Our fictional “typical” veterinarian is, increasingly, female. She graduates with the same debt as a human doctor, well into the six figures and sometimes in excess of $300,000, but a much lower starting salary—a median of $70,000. She grew up around animals, whether on a family dairy or in a city teeming with strays of many species. In elementary school, college, or even well into another career, she became driven, possibly obsessed, with doing the very hard work it takes to earn a DVM or a VMD.
She may have been naturally introverted, favoring the innocence of animals to the social needs of humans, only to realize that it’s impossible to be a good vet without liking people. She’s euthanized countless animals in front of their owners, 80 percent of whom consider them family members, after coaching those owners through a level of cost-benefit analysis human patients rarely face. She is probably more susceptible to burnout and depression than most human doctors—but also open to the satisfaction of having heroically spoken up for creatures who can’t describe their pain, and who ask for nothing in return for their companionship or their milk or the biodiversity that enriches our planet.
But no, there is really no typical veterinarian among the more than 100,000 who practice in the United States
today, and nothing like a typical veterinary career. Michael Lund grew up in a North Dakota town of 1,300, thinking he might be a rancher or an architect before winding up at the ASPCA in New York, ministering to the pets of the urban poor. Elisha Frye is the daughter of a mixed-animal vet; she studied dance in Manhattan before following in her father’s footsteps. M. Idina O’Brien was a world-class clarinetist until a car accident forced her into a second career—as an emergency-room veterinary surgeon. And Chick Weisse was earning his master’s degree in economics when he took a night job in an animal hospital; a decade later he began inventing surgeries that changed the course of animal medicine.

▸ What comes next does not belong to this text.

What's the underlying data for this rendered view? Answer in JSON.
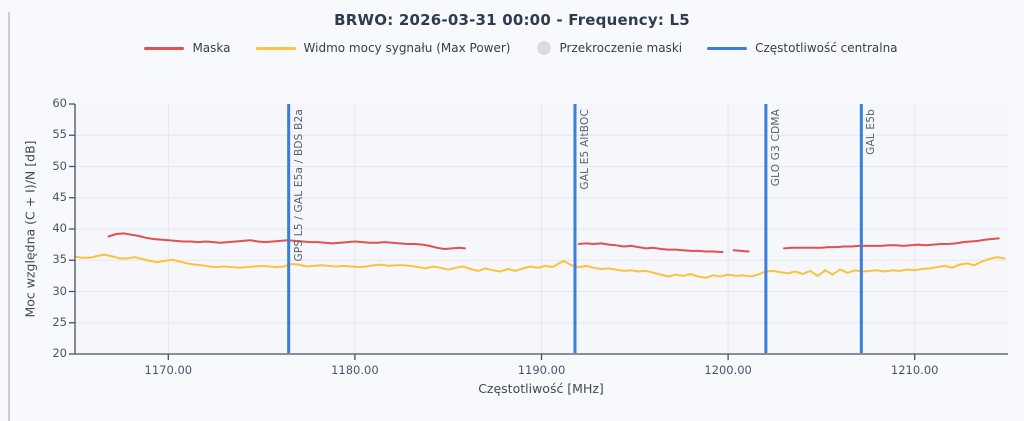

Just as important as the idea that a vet can come from anywhere is the notion that one can go anywhere. The field is more complicated, in mostly good ways, than it ever was. It’s harder to afford than it was even ten years ago, and it takes more skill and grit and flexibility, but it’s also advancing further into procedures once reserved for humans; more responsive to pets and people in need; more humane to both animals and the overworked doctors who treat them; and more sensitive to the interconnectedness of all species. It’s never been harder to be a vet, and never more exciting.